This sample shows off important techniques for handling signals and updates, aka messages. In particular, it illustrates how message handlers can interleave or not be completed before the workflow completes, and how you can manage that.
- Here, using workflow.Await, signal and update handlers will only operate when the workflow is within a certain state--between cluster_started and cluster_shutdown.
- Message handlers can block and their actions can be interleaved with one another and with the main workflow. This can easily cause bugs, so you can use a lock to protect shared state from interleaved access.
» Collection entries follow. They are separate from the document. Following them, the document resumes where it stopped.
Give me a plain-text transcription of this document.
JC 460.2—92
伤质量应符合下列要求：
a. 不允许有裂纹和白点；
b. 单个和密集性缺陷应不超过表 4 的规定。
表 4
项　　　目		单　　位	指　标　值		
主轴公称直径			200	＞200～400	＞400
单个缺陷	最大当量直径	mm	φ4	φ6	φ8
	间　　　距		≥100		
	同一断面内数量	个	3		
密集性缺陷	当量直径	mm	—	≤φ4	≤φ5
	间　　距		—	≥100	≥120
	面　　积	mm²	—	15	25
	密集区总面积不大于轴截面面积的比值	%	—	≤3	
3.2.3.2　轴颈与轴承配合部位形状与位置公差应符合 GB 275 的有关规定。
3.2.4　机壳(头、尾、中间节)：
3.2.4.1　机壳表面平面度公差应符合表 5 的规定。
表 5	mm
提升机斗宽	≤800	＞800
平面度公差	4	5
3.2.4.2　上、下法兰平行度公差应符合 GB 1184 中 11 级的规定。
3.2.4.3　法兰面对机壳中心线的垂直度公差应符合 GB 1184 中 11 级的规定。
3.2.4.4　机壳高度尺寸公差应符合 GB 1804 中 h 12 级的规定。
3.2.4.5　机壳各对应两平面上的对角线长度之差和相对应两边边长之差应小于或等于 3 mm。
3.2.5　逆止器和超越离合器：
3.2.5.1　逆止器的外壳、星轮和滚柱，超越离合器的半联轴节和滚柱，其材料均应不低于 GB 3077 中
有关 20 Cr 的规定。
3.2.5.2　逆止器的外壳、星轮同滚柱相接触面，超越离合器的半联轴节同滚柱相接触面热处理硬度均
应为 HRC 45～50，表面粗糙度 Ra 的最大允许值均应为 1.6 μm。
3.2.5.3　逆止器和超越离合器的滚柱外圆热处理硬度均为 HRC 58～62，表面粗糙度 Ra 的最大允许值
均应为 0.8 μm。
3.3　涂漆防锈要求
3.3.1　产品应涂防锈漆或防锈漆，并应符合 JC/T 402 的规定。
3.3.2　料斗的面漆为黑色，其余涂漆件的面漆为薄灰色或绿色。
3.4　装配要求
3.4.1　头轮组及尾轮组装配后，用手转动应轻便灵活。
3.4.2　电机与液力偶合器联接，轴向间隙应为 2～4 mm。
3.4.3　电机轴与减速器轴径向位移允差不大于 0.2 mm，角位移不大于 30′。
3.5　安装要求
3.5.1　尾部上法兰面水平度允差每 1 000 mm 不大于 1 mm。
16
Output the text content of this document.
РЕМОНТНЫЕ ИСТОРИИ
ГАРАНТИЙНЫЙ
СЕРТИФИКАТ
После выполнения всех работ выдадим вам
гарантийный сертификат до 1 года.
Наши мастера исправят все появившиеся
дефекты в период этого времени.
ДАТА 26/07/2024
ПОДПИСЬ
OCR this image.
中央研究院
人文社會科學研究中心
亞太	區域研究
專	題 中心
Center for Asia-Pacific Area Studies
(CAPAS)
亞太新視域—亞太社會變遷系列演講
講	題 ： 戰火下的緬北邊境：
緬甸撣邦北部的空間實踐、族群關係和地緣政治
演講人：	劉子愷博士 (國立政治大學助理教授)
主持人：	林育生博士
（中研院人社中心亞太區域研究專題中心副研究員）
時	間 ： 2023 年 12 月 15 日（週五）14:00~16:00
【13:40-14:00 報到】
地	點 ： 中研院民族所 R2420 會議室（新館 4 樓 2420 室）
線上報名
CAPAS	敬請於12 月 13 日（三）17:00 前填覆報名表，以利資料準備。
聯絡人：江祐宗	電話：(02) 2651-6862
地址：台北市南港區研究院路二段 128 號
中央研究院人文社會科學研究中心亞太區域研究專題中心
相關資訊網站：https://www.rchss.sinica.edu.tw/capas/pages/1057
- An "Entity" workflow, i.e. a long-lived workflow, periodically "continues as new". It must do this to prevent its history from growing too large, and it passes its state to the next workflow. You can check
workflow.GetInfo().GetContinueAsNewSuggested()
to see when it's time. - Most people want their message handlers to finish before the workflow run completes or continues as new. Use
workflow.Await(ctx, func() bool { return workflow.AllHandlersFinished(ctx) }
to achieve this. - Message handlers can be made idempotent. See update
ClusterManager.assign_nodes_to_job
.
To run, first see README.md for prerequisites.
Then, run the following from this directory to run the worker:
go run safe_message_handler/worker/main.go
Then, in another terminal, run the following to execute the workflow:
go run safe_message_handler/starter/main.go
This will start a worker to run your workflow and activities, then start a ClusterManagerWorkflow and put it through its paces.